Сил не было, но он все же собрал их, откуда-то добыл или создал в короткое мгновение перед смертью, уготованной ему коротышом. Руками и ногами, головой, грудью стал отталкивать от себя эсэсмана. Это оттягивало конец, но не исключало его. Оба они скрежетали зубами, ругались, рычали. И рык, поначалу почти одинаковый, стал делиться. Один креп и рос, другой стихал. Походил на хрип и стон и даже шепот… Просто шепот…

Зося выглянула из-за печи, одетая в полушубок, с шалью, повязанной вокруг шеи и спадавшей за спину до пояса. Она все слышала и видела. Глаза ее горели тем огнем решимости, который вспыхивает в минуту отчаяния. Надо было уйти. Ее ждали метель и лес. Давно ждали, и пришло время распахнуть дверь на волю. А перед дверью, на пороге, чужие люди. Да, совсем чужие, ненавистные ей. Они убивают друг друга…

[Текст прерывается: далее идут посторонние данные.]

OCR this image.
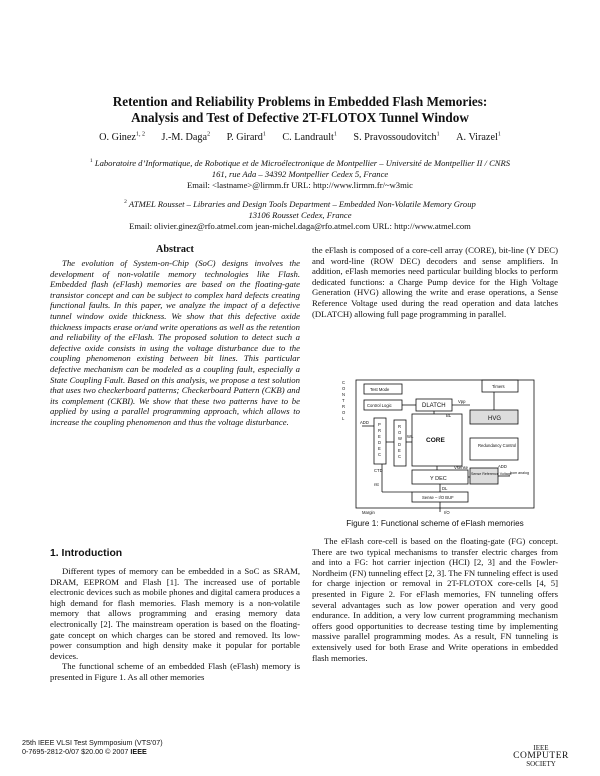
Retention and Reliability Problems in Embedded Flash Memories:
Analysis and Test of Defective 2T-FLOTOX Tunnel Window
O. Ginez$^{1, 2}$ J.-M. Daga$^2$ P. Girard$^1$ C. Landrault$^1$ S. Pravossoudovitch$^1$ A. Virazel$^1$
$^1$ Laboratoire d’Informatique, de Robotique et de Microélectronique de Montpellier – Université de Montpellier II / CNRS
161, rue Ada – 34392 Montpellier Cedex 5, France
Email: <lastname>@lirmm.fr URL: http://www.lirmm.fr/~w3mic
$^2$ ATMEL Rousset – Libraries and Design Tools Department – Embedded Non-Volatile Memory Group
13106 Rousset Cedex, France
Email: olivier.ginez@rfo.atmel.com jean-michel.daga@rfo.atmel.com URL: http://www.atmel.com
Abstract

The evolution of System-on-Chip (SoC) designs involves the development of non-volatile memory technologies like Flash. Embedded flash (eFlash) memories are based on the floating-gate transistor concept and can be subject to complex hard defects creating functional faults. In this paper, we analyze the impact of a defective tunnel window oxide thickness. We show that this defective oxide thickness impacts erase or/and write operations as well as the retention and reliability of the eFlash. The proposed solution to detect such a defective oxide consists in using the voltage disturbance due to the coupling phenomenon existing between bit lines. This particular defective mechanism can be modeled as a coupling fault, especially a State Coupling Fault. Based on this analysis, we propose a test solution that uses two checkerboard patterns; Checkerboard Pattern (CKB) and its complement (CKBI). We show that these two patterns have to be applied by using a parallel programming approach, which allows to increase the coupling phenomenon and thus the voltage disturbance.

1. Introduction

Different types of memory can be embedded in a SoC as SRAM, DRAM, EEPROM and Flash [1]. The increased use of portable electronic devices such as mobile phones and digital camera produces a high demand for flash memories. Flash memory is a non-volatile memory that allows programming and erasing memory data electronically [2]. The mainstream operation is based on the floating-gate concept on which charges can be stored and removed. Its low-power consumption and high density make it popular for portable devices.

The functional scheme of an embedded Flash (eFlash) memory is presented in Figure 1. As all other memories

the eFlash is composed of a core-cell array (CORE), bit-line (Y DEC) and word-line (ROW DEC) decoders and sense amplifiers. In addition, eFlash memories need particular building blocks to perform dedicated functions: a Charge Pump device for the High Voltage Generation (HVG) allowing the write and erase operations, a Sense Reference Voltage used during the read operation and data latches (DLATCH) allowing full page programming in parallel.

C
O
N
T
R
O
L
Test Mode
Control Logic	DLATCH
Timers
HVG
Vpp
BL
ADD P
R
E
D
E
C
R
O
W
D
E
C
WL
CORE
Redundancy Control
ADD
Y DEC
Vsense
Sense Reference Voltage
from analog
Sense – I/O BUF
DL
CTD
rst
Margin	I/O
Figure 1: Functional scheme of eFlash memories

The eFlash core-cell is based on the floating-gate (FG) concept. There are two typical mechanisms to transfer electric charges from and into a FG: hot carrier injection (HCI) [2, 3] and the Fowler-Nordheim (FN) tunneling effect [2, 3]. The FN tunneling effect is used for charge injection or removal in 2T-FLOTOX core-cells [4, 5] presented in Figure 2. For eFlash memories, FN tunneling offers several advantages such as low power operation and very good endurance. In addition, a very low current programming mechanism offers good opportunities to decrease testing time by implementing massive parallel programming modes. As a result, FN tunneling is extensively used for both Erase and Write operations in embedded flash memories.

25th IEEE VLSI Test Symmposium (VTS'07)
0-7695-2812-0/07 $20.00 © 2007 IEEE	IEEE
COMPUTER
SOCIETY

– У, проклятые! – выдохнула Зося.

Какие-то секунды она в растерянности металась взглядом между печью, столом и порогом, потом что-то увидела или нашла, наклонилась к поддувалу, выхватила из углей кочергу, горячую и тяжелую, отвела за плечо, чтобы больше было размаху. Но не опустила сразу. Зло и въедливо стала высматривать в полумраке головы дерущихся. И когда высмотрела, то всей силой своей, хоть и бабьей, но могутной, ринула железо вниз. В тело и кость чью-то, отдавшуюся хрустом и стоном…


– Найдите Иногамова!

Хаит повторял это почти всю ночь, посылая солдат на розыски коротыша. Эсэсманы и младшие командиры обшарили деревню, подняли на ноги жителей, пооткрывали подвалы и чердаки, но никого не нашли. Дверь в крайней хате была давно взломана, давно ощупан каждый уголок сеней, горницы. И тоже безрезультатно. Хозяйка покинула хату, видимо, еще с вечера, потому что поленья в печи прогорели и дом выстудился. На столе лежала бутылка из-под самогона и порожний стакан. Картофель был рассыпан по полу, но не раздавлен, и желто-белые комья светлели на досках. А вот миска с капустой не опрокинулась, только сдвинулась с места к самому краю. И пахло остро и вкусно…

Утром нашли все же коротыша. Скорчившись не то от боли, не то от холода, он лежал у дороги, засыпанный снегом. Нашли его собаки, учуявшие дух съестного. В кармане у коротыша лежал квадратик вечерней пайки хлеба. Нетронутый. То ли он отложил его на утро, то ли нес, как гостинец, Зосе.